Zukünftig sollen Hybrid- und Elektroautos die Busspur benutzen dürfen. Das wird jedoch kritisiert. Jeder versteht, dass Einsatzfahrzeuge und Busse diese Spur benützen dürfen, es wird aber kein Sinn darin gesehen, warum E-Autos auf der Busspur fahren dürfen. Es wird befürchtet, dass die Autos die Spur blockieren, wenn tatsächlich im Jahr 2020 rund 1 Million E-Fahrzeuge sich im Straßenverkehr befinden. Ebenfalls Kritik findet die Bevorzugung von 2-spurigen Fahrzeugen. Für Zweiräder, wie Elektroroller wurde noch kein Gesetzesentwurf geschaffen, sie werden gar nicht berücksichtigt. Um das Elektroauto zu kennzeichnen, sollte es den Buchstaben E im amtlichen Kennzeichen aufweisen.
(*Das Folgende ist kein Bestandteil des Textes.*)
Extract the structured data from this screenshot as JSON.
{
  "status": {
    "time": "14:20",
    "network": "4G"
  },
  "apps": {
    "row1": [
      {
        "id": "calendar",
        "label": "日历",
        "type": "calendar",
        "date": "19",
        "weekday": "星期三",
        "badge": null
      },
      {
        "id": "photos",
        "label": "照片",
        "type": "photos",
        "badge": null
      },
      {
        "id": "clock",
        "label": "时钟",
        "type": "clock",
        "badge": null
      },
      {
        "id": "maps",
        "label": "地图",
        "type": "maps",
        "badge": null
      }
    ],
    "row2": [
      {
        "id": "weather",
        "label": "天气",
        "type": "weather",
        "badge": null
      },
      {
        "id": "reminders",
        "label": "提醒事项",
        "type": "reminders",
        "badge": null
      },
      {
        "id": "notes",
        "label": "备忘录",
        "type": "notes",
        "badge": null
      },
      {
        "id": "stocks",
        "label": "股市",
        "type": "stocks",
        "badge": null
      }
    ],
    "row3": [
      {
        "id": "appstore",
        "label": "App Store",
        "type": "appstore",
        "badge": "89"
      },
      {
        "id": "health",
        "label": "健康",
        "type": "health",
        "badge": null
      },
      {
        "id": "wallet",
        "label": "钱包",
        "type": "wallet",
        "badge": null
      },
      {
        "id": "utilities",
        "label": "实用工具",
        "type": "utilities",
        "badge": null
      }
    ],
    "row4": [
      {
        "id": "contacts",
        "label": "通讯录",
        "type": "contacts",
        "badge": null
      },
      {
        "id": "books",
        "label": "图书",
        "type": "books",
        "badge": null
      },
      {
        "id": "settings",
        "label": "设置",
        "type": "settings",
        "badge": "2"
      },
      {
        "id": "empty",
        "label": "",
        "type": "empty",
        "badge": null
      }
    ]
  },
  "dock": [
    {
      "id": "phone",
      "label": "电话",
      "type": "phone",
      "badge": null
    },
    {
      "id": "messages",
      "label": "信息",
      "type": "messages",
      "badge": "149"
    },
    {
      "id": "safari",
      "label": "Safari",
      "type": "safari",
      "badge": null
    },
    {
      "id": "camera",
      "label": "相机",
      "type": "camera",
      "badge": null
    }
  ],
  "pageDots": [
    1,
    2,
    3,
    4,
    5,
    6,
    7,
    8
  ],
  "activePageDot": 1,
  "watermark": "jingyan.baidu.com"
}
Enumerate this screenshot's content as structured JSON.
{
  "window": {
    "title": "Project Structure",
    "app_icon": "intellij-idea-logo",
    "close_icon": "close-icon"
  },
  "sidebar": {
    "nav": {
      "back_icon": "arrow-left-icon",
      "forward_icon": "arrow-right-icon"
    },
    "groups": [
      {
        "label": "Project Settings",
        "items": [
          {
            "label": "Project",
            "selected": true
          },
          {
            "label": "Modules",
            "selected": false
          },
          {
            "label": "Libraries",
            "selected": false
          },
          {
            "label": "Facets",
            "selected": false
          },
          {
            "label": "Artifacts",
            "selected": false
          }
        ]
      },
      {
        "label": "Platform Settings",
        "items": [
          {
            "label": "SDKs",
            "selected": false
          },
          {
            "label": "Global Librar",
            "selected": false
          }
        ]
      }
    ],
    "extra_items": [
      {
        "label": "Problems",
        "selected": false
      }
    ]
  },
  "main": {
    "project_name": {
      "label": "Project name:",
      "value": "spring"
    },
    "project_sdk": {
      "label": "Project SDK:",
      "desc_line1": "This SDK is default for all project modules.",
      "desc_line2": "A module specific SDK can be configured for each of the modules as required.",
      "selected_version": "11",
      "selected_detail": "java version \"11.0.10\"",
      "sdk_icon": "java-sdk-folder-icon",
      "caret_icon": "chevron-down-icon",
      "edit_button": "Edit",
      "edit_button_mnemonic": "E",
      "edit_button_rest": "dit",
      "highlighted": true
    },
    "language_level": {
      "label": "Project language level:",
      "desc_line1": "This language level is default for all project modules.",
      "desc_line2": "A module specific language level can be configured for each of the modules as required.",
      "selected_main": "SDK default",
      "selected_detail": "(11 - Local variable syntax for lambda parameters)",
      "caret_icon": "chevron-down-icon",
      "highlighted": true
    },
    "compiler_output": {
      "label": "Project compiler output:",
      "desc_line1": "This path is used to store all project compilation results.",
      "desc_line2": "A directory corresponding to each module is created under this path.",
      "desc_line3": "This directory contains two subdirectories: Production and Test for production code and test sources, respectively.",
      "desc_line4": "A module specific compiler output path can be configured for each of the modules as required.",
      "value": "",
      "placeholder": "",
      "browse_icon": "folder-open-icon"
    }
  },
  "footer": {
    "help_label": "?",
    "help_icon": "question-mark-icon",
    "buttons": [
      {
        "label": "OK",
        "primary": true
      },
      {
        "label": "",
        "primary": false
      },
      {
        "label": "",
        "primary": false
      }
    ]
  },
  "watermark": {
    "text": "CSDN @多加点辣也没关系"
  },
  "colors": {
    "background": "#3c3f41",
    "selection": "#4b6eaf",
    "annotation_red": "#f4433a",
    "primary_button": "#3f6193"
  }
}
Schnellladestellen für E-Mobile werden gefordert

Um mit dem Elektroauto mobil zu sein, müssen Ladestationen eingerichtet werden. Diese funktionieren wie Tankstellen. Der Autofahrer schließt das Fahrzeug an eine Schnellladestation an und kann nach einer kurzen Ladezeit weiterfahren. Um dieses Vorhaben in die Realität umsetzen zu können, muss mehr Grünstrom erzeugt werden. Derzeit liegt der Anteil an erneuerbarer Energie bei etwa 24 %. Geplant ist, dass bis in das Jahr 2035 rund 60 % des Stroms in Deutschland aus erneuerbaren Energien stammt. Zu den erneuerbaren Energien zählen Solartechnik, Windenergie, Wasserenergie und Biomasse. Biomasseanlagen werden kritisiert, da für den Betrieb extra Nutzpflanzen, wie Mais, angebaut werden. Alternativ könnten auch Abfallhölzer für den Betrieb der Biomassekraftwerke verwendet werden. Dadurch könnten gleichzeitig die Reststoffe ökologisch verwertet werden.